The Amethyst Ring is a 1983 historical novel by American writer Scott O'Dell, the third in the trilogy started by The Captive and Feathered Serpent.

==Plot summary==
Julián Estaban, who is impersonating the Mayan god Kukulcán, fights and escapes from a powerful gold hungry conquistador, Hernán Cortés. Kukulcán's followers captured Rodrigo Perdoza, a bishop carrying a message to Cortés to detain Julián. Julián wants to be a priest and asks the bishop many times to make him one, but in the end Perdoza allows himself to be sacrificed by the Mayan priest. Julián takes the bishop's amethyst ring. Cortés attacks and captures Kukulcán's city, the City of the Seven Serpents, but Julián escapes to a friendly large village and helps them harvest and trade pearls. He then goes to a smaller trading town and partners with Tzom Zambac and they have a successful feathered cloak business. Fearing betrayal from Tzom, he leaves and eventually finds Francisco Pizarro, a conquistador who is taking a band of Spaniards to get gold from the Inca. They capture the Incan king Atahualpa, who has a room filled with gold to pay his ransom. The Spaniards try and kill him anyway. Julián leaves the group because of his disagreements with the trial. He searches for Chima, a daughter of Atahualpa, whom he has fallen in love with. He finds her and she rejects him because he is a Spaniard. Julián then uses all of his gold to sail back to Seville. There he meets Cantú the Dwarf, who is now very wealthy from gold. Cantú gives Julián a lot of gold, but he joins the Brothers of the Poor and gives it all to them.

==Reception==
The Reading Teacher's review said, "I don't know whether Scott O'Dell's The Amethyst Ring will become a classic, or even whether it will be widely read now. But it is a tantalizing tale, based on a true one... O'Dell lays out mural after mural, telling us what happened in each one, but he's a Sphinx when it comes to pronouncing judgments. That aside, he is a great storyteller and Julián is a great character."

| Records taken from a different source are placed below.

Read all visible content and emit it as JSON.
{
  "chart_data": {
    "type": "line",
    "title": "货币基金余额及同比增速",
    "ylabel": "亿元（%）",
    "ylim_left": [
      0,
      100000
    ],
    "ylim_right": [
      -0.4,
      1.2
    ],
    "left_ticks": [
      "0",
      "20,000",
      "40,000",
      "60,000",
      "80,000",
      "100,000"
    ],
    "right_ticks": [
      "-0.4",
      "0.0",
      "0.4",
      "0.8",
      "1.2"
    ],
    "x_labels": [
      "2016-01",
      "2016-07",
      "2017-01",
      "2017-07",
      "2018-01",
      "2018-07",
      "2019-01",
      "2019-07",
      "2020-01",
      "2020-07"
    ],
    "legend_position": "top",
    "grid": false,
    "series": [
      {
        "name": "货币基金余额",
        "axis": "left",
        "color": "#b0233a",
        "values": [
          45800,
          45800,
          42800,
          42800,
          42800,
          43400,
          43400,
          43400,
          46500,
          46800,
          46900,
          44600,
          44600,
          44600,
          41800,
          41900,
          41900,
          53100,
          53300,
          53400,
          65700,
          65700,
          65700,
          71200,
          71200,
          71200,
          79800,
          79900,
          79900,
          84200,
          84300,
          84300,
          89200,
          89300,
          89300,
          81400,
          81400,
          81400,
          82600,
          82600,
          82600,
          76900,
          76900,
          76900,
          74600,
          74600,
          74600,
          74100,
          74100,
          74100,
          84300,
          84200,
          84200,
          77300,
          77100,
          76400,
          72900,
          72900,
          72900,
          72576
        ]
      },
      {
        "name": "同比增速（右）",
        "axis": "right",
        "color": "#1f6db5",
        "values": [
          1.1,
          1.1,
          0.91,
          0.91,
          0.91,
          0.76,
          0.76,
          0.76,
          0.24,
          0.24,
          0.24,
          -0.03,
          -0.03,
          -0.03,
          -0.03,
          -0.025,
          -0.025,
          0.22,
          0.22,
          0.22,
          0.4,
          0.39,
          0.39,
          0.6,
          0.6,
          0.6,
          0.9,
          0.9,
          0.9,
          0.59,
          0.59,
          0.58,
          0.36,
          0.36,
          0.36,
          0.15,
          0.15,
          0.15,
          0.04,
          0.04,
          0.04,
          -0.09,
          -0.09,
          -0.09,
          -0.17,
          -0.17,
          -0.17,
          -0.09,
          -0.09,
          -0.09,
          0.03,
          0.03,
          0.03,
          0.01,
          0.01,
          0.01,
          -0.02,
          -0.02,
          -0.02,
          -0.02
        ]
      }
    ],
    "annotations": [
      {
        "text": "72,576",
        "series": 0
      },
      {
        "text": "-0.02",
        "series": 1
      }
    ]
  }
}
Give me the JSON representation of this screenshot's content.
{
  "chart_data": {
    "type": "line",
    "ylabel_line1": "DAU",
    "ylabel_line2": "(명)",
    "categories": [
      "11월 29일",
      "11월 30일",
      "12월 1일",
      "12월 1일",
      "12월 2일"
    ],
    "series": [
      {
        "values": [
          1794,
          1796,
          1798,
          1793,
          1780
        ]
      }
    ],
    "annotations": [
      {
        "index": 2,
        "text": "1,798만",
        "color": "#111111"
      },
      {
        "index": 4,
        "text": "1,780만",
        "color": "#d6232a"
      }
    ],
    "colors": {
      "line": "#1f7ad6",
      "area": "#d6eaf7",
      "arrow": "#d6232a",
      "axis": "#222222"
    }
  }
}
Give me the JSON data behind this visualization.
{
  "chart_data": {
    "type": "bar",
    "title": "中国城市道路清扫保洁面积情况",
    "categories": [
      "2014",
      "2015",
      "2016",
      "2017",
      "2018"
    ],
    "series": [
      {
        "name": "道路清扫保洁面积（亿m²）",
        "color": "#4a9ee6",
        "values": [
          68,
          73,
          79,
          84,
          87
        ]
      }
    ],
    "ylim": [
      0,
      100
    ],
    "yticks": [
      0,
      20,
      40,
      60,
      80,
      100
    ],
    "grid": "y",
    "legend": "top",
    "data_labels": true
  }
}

Kirkus Reviews also praised the book, saying that Julián's character development "and the small choices Julian [sic] makes along the way, have remained the compelling focus of a trilogy crackling with intrigue, historical spectacle, and the conflict of cultures that confounds his loyalties."

However, the book was criticized for its treatment of pre-Columbian cultures. Isabel Schon wrote in Journal of Reading, "It is obvious that O'Dell, like many of us, is fascinated with the Mayan, Aztec, and Inca cultures. Thus, I view it as a real tragedy that in The Captive (1979), The Feathered Serpent (1981), and The Amethyst Ring (1983), a trilogy that begins with a pre-Columbian legend, he chose to dwell on only negative aspects of the Mayan culture... The trilogy is indeed a fast moving story of violence and intrigue; it is regrettable, however, that many of its young readers will be exposed to pre-Columbian cultures and the amazing conquest of Mexico through the half-truths and exaggerations of a dilettante historian."